2017: Two Phase 3 clinical trials of tezacaftor (VX-661) in combination with ivacaftor demonstrate positive results not only for people with two copies of the F508del mutation, but also for those who have one F508del mutation and a second mutation that results in residual function.
2017: The FDA expands the use of ivacaftor to people ages 2 and older who have at least one of 23 residual function mutations in the CFTR gene. The FDA's consideration of laboratory evidence coupled with clinical data to address the needs of people with CF who have less common mutations is an important step forward for the CF community.
2018: The FDA approves tezacaftor/ivacaftor (Symdeko®) combination therapy for people with CF ages 12 and older who have two copies of the F508del mutation, providing another option for people in this population, particularly individuals who cannot tolerate lumacaftor/ivacaftor (Orkambi®).

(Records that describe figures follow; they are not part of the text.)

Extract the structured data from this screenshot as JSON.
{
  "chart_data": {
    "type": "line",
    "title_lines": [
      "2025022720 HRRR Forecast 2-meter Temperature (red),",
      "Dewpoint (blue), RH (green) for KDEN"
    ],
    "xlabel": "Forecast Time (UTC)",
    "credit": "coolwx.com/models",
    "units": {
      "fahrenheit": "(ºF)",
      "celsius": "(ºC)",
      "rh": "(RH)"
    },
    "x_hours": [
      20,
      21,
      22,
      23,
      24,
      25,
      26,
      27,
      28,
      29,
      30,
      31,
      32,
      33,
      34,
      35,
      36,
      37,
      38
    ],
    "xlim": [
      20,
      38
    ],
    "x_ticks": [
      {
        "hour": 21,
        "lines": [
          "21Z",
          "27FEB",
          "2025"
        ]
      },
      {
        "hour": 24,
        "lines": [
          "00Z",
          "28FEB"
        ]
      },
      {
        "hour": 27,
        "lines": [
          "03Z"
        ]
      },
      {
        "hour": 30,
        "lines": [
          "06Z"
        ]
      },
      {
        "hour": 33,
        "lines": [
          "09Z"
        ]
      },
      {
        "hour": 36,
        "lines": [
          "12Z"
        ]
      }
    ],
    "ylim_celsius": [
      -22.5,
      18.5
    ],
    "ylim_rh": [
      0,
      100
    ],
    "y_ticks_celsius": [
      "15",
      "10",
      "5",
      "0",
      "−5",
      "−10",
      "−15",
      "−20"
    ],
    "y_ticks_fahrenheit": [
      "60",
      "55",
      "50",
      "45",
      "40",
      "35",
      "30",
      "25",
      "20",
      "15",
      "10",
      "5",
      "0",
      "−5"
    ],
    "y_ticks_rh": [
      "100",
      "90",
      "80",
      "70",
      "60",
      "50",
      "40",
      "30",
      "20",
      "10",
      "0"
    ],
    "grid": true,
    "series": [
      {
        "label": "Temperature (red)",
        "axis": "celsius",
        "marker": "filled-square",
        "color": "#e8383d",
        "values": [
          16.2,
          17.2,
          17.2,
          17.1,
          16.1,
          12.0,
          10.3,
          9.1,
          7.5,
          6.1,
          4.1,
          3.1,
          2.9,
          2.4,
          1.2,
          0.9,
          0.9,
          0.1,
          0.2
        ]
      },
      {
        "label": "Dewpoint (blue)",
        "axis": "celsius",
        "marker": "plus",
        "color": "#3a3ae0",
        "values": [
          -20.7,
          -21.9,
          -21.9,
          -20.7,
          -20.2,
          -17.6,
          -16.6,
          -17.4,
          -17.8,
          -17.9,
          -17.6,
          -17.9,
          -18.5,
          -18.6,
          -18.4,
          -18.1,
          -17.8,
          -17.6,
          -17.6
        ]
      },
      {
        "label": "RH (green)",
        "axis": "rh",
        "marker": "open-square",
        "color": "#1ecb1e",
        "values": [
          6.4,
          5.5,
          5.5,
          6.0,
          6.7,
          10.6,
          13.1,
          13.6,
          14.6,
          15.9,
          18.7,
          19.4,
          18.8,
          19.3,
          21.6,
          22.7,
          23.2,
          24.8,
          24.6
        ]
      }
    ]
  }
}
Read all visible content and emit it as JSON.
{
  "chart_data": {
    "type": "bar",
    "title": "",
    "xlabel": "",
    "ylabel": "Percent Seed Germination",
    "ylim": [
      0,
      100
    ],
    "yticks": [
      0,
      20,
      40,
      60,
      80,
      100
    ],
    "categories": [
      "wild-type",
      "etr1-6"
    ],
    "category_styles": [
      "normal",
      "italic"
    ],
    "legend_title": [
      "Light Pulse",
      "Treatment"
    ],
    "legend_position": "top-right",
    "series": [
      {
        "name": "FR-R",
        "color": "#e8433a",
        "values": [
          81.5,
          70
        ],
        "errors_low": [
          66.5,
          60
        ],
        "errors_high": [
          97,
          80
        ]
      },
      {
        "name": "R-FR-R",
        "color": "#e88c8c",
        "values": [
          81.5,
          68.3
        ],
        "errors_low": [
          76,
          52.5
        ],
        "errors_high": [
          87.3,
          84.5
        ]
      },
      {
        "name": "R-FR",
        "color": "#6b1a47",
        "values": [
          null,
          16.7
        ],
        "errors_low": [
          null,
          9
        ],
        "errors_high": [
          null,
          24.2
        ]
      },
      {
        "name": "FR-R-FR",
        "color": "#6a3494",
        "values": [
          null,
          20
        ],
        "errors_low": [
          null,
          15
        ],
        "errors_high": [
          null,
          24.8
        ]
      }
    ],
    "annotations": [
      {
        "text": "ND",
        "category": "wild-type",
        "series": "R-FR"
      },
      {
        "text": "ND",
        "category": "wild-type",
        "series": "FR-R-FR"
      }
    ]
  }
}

In addition, tezacaftor/ivacaftor is approved for individuals who have a single copy of one of 26 specified mutations – regardless of their other mutation.
2018: The FDA expands the use of lumacaftor/ivacaftor (Orkambi®) to children with CF ages 2 to 5 who have two copies of the F508del mutation. The decision means that about 1,300 additional children in the U.S. are eligible to receive the drug.
2019: Two Phase 3 clinical trials of elexacaftor (VX-445) in combination with tezacaftor/ivacaftor (Symdeko®) demonstrate dramatic improvements in key measures of the disease for people with one or two copies of the F508del mutation. Importantly, clinical trial participants with two copies of F508del experience a 10 percent increase in lung function compared to treatment with the modulator tezacaftor/ivacaftor (Symdeko®) alone, indicating that the new triple combination therapy has the potential to be significantly more effective than previous two-drug combinations.
2019: The FDA approves the use of ivacaftor (Kalydeco®) for babies with CF as young as 6 months old who have certain mutations. Clinical trial data indicate that starting on modulators at a young age has the potential to help slow or even prevent progression of the disease.
2019: The FDA approves the use of tezacaftor/ivacaftor (Symdeko®) for children with CF ages 6 to 11 who have two copies of the F508del mutation or a single copy of one of 26 specified mutations. The expansion means that an additional 2,000 children now qualify for the drug.
2019: The FDA approves the triple-combination modulator elexacaftor/tezacaftor/ivacaftor (Trikafta™) for people with CF ages 12 and older who have at least one copy of the F508del mutation, regardless of their other mutation. This historic breakthrough means that for the first time the majority of the CF population could eventually have a highly effective therapy for the underlying cause of their disease.
2020: The Foundation maintains a robust pipeline of potential therapies that target the disease from every angle. The more drugs in the pipeline, the greater the odds of producing successful therapies and a cure for all people with CF.